It also found that the Tariff “neither explicitly supports nor prohibits NYISO’s decision,” though it urged the ISO to file Tariff revisions spelling out the factors it will consider when deciding whether to treat two separate entities as the same. Moreover, it emphasized that its decision “does not rely on the application of ‘successor liability’ that LPGNY alleges is the basis of NYISO’s actions.”

Finally, FERC found that NYISO did not violate its bad debt procedures, saying the Tariff gives the ISO “wide latitude in pursuing cost-recovery measures that may minimize or avoid a bad debt loss.”

PJM and a group of New York transmission owners intervened in NYISO’s defense. PJM said the case “implicates broader and common policy issues regarding whether [RTO/ISO] tariff rules” allow for denying a new member’s application based on prior enforcement history.

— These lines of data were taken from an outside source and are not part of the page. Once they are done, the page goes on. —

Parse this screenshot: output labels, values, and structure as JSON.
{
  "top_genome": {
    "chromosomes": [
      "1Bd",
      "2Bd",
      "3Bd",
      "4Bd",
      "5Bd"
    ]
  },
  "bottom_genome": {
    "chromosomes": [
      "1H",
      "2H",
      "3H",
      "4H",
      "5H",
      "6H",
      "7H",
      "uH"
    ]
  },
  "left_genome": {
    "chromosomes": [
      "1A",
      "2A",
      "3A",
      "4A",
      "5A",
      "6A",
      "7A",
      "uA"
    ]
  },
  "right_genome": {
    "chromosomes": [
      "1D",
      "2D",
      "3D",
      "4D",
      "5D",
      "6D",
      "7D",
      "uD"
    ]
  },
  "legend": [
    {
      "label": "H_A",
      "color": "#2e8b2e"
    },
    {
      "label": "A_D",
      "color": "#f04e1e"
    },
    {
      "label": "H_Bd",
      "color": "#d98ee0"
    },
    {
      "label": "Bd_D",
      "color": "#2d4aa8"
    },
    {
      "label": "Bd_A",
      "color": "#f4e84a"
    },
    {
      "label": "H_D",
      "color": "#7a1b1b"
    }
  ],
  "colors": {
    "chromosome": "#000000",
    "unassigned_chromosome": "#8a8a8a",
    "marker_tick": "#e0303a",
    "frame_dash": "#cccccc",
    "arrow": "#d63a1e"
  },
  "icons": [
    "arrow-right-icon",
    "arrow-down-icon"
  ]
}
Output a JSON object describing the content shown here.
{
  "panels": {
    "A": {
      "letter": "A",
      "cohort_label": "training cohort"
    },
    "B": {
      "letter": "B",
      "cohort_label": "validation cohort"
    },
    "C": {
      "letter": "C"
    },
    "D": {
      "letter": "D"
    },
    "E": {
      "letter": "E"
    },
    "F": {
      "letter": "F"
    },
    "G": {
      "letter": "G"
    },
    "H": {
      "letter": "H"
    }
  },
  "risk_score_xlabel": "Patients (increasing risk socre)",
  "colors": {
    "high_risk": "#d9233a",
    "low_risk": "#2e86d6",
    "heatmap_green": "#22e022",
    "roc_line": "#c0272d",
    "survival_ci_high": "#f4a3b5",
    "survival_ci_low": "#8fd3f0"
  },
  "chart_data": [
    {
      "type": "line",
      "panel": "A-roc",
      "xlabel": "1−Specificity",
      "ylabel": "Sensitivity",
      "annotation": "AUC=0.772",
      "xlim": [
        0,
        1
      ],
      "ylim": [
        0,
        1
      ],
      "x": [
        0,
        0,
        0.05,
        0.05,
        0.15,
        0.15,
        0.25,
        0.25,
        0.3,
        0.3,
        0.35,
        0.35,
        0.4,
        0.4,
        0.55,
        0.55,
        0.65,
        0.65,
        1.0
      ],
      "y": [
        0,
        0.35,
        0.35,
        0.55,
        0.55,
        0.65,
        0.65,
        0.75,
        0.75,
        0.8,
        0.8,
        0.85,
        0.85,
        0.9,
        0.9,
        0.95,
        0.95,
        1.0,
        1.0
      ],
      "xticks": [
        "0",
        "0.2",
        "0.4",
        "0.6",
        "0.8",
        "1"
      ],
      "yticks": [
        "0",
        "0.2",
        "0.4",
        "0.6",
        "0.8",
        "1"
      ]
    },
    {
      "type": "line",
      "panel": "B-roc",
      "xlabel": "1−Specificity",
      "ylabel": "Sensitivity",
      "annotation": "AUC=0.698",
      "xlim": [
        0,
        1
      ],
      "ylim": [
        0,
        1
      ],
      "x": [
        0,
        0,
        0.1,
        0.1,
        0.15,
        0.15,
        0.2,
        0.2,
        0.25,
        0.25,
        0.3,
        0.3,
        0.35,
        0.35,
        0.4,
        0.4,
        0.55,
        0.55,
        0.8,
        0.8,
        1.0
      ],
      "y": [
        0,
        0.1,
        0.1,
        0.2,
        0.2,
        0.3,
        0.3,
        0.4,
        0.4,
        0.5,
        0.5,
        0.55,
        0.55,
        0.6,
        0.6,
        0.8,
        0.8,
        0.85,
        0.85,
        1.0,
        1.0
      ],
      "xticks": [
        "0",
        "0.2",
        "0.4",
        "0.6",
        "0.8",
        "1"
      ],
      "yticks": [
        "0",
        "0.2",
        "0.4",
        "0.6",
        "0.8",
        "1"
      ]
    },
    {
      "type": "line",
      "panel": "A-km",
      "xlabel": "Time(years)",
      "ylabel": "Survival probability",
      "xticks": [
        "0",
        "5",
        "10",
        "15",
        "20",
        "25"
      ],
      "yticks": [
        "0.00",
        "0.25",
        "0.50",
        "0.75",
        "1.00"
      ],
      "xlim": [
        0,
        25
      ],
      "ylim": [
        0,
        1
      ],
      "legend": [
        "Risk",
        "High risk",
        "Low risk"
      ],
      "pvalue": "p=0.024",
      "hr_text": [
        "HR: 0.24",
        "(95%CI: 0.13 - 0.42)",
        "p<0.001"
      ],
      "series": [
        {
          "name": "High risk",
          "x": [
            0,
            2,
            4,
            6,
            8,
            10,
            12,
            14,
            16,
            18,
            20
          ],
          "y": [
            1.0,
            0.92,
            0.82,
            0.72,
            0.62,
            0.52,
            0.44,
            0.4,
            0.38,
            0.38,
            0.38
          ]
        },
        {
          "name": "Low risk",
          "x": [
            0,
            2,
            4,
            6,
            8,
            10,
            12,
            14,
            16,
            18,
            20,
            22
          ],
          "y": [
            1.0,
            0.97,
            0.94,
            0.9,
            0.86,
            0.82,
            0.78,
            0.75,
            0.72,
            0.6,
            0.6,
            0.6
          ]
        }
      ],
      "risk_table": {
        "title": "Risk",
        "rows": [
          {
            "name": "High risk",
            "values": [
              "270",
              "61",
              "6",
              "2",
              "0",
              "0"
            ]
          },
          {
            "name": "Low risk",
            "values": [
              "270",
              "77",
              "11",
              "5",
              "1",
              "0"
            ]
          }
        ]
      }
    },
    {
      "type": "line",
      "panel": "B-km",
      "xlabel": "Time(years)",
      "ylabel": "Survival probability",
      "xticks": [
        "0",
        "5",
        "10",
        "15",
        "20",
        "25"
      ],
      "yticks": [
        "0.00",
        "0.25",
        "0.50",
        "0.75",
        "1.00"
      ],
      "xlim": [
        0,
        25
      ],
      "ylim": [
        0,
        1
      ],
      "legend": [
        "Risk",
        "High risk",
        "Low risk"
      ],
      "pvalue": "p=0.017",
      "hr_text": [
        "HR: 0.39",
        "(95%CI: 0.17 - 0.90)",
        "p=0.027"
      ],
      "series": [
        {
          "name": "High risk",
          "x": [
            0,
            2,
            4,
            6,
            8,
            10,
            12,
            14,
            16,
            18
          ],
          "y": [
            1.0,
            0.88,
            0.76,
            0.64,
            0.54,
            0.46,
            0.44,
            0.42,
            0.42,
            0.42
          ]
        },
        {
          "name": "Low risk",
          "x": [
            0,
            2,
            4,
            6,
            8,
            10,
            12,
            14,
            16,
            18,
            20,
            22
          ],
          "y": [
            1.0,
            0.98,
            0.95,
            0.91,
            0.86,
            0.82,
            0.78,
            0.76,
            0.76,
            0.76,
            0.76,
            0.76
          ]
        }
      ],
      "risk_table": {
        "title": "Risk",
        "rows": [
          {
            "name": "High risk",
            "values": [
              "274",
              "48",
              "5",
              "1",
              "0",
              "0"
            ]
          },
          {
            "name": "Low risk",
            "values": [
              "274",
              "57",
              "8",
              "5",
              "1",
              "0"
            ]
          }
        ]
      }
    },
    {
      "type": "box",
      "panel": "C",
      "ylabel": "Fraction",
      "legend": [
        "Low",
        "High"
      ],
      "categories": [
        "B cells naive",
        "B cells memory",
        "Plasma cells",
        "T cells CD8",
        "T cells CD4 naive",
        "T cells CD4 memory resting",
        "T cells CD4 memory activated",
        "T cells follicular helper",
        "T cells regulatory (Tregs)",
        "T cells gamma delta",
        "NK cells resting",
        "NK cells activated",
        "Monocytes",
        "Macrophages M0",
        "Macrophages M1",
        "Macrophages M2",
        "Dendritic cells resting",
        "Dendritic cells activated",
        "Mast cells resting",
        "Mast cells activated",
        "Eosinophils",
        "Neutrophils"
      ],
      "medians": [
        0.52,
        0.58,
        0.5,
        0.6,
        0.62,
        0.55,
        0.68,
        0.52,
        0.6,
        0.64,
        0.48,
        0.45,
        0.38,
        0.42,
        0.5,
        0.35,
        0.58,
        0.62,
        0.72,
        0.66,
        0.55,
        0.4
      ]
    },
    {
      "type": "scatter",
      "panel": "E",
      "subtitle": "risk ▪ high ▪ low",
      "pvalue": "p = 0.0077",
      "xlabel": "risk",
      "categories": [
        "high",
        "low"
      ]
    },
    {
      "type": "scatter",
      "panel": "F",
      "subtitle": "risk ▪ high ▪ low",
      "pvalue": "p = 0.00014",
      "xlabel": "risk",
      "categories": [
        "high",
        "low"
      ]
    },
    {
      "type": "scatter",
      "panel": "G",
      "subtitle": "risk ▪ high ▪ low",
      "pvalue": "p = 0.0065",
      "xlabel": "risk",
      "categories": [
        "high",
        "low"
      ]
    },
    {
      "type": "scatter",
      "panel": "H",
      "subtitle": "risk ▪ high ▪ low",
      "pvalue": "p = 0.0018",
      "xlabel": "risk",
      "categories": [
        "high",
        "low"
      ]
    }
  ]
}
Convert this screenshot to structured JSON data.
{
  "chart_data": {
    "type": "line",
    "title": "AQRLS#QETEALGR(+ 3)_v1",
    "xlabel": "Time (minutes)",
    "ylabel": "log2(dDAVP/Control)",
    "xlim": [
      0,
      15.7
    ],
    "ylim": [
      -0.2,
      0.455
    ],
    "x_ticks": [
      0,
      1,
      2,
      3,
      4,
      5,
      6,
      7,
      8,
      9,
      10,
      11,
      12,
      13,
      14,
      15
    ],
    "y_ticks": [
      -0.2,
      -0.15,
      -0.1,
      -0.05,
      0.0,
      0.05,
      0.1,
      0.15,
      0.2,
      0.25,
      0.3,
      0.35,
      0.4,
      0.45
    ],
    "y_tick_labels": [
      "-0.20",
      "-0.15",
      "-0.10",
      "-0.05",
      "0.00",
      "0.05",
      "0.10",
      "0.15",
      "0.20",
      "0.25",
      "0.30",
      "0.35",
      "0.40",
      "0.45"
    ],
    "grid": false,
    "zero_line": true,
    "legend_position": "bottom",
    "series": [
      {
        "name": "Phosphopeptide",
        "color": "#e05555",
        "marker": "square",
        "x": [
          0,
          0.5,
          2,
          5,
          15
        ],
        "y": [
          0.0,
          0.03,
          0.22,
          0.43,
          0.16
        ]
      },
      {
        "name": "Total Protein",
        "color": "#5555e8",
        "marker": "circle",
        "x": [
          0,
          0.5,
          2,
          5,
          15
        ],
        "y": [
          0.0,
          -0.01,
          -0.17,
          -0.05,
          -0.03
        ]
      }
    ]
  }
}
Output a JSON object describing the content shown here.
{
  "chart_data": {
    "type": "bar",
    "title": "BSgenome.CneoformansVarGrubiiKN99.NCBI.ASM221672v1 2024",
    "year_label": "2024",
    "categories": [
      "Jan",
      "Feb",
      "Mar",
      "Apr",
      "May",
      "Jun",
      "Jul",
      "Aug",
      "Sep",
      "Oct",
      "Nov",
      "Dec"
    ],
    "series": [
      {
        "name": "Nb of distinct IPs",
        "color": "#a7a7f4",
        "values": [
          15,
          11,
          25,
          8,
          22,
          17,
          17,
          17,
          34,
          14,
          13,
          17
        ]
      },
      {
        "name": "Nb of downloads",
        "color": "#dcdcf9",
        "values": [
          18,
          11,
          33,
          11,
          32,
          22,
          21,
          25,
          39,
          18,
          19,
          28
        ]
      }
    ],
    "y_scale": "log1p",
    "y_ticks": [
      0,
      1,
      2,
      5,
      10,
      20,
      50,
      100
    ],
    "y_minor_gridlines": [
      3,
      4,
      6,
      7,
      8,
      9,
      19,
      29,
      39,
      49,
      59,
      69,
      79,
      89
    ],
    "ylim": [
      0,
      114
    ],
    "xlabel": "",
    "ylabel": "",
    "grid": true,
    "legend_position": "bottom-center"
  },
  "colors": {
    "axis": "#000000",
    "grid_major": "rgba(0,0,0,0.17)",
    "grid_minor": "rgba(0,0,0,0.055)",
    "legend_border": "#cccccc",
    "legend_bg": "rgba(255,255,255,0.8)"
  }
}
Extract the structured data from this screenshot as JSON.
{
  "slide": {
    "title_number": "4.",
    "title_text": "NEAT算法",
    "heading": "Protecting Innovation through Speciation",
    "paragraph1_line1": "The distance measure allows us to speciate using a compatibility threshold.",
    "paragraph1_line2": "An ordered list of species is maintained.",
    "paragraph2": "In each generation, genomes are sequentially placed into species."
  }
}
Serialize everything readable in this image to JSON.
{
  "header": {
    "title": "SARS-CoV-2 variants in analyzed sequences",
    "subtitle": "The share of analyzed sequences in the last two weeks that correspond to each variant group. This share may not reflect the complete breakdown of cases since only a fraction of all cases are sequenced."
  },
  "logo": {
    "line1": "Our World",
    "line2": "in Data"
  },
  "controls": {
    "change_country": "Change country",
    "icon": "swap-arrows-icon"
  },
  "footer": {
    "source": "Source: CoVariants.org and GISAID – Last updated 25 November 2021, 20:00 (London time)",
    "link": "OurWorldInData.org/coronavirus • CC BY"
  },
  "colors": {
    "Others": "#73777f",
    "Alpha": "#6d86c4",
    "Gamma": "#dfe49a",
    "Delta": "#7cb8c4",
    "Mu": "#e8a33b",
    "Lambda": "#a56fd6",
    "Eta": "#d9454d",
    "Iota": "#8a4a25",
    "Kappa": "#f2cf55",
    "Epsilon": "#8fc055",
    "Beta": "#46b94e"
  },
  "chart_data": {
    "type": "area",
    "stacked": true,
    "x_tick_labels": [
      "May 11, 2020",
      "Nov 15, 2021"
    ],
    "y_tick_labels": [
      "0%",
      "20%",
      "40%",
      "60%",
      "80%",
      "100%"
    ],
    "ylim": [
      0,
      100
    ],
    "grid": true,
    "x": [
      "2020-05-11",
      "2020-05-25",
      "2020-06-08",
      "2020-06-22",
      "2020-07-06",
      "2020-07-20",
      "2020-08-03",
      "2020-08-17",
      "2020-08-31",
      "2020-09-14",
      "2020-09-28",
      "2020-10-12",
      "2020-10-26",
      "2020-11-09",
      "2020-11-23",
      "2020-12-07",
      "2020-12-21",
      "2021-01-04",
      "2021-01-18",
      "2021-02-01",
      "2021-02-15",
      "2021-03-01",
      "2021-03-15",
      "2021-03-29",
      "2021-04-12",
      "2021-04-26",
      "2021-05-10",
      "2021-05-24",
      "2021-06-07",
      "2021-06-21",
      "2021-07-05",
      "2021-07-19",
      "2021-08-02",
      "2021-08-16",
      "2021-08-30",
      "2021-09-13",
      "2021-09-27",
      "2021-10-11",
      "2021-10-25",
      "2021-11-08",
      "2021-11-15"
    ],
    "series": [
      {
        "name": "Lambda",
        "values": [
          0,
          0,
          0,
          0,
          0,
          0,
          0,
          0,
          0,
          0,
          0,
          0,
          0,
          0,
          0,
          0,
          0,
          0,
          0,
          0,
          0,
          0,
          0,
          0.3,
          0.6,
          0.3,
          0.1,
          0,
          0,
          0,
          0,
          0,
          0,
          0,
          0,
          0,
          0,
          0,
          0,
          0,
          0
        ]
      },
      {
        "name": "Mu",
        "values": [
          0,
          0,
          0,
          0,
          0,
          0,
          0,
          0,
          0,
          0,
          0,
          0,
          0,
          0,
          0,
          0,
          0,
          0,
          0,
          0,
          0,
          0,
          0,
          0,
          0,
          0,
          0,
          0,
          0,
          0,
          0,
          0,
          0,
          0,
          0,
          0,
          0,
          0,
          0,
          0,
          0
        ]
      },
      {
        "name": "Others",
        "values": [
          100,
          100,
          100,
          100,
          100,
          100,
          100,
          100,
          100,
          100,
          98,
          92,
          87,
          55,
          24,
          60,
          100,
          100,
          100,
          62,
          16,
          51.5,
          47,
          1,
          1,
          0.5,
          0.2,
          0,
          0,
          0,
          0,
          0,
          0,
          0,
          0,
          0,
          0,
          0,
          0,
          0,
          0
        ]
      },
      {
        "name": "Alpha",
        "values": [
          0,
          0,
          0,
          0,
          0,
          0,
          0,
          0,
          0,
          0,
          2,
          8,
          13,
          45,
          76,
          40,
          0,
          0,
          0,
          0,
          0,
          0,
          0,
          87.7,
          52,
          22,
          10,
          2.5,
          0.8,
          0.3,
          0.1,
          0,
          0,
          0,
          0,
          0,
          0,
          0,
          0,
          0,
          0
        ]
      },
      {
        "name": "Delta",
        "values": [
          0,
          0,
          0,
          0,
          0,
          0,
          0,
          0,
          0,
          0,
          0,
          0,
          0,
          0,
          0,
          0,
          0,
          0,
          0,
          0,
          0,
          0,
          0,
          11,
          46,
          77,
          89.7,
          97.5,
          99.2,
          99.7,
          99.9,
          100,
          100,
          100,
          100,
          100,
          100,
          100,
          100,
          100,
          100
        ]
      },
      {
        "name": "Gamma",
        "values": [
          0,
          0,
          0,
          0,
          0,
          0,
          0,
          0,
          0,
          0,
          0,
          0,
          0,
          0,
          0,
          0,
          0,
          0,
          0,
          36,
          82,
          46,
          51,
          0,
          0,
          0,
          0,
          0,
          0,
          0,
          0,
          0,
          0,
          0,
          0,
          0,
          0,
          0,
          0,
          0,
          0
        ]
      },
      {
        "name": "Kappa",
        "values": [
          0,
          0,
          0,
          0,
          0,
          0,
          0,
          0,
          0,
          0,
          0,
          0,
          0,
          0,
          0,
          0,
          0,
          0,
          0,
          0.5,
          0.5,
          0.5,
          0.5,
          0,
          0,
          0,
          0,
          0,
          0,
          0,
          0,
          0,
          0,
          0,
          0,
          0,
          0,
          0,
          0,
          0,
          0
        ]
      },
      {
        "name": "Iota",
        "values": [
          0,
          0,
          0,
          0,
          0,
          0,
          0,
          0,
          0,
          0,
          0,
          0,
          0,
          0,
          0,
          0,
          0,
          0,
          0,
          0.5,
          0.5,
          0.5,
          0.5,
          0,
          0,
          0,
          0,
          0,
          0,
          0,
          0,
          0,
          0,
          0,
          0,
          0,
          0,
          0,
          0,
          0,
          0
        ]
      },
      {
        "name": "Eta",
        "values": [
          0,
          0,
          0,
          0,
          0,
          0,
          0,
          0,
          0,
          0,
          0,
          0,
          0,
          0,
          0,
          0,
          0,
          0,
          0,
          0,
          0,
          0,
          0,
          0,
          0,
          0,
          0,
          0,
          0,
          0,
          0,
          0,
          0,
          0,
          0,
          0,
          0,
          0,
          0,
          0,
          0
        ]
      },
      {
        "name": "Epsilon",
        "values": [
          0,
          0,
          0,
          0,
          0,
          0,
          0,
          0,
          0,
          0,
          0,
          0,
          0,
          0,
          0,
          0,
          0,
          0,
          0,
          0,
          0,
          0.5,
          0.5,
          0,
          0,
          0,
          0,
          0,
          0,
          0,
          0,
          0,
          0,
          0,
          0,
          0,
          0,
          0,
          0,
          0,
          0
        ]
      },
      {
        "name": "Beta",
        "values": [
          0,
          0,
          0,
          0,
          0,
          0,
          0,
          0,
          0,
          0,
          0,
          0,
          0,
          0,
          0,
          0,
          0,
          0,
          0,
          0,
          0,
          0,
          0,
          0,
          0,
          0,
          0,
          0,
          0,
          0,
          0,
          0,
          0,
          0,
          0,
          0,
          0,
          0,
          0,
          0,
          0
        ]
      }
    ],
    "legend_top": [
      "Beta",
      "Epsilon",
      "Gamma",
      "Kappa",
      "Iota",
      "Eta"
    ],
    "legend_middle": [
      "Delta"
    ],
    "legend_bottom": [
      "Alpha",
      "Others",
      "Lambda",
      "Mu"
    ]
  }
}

The Maryland Public Service Commission also intervened, though without taking a position, saying it was interested in the case because of its potential impact on PJM. The RTO is dealing with the effects of being burned by financial transmission rights trader GreenHat Energy and its principals Andrew Kittell and John Bartholomew, who were identified as lieutenants in J.P. Morgan Ventures Energy Corp.’s scheme to manipulate the CAISO and MISO markets between 2010 and 2012.

In an unusual move, LPGNY asked FERC to dismiss the interventions, a request the commission dismissed.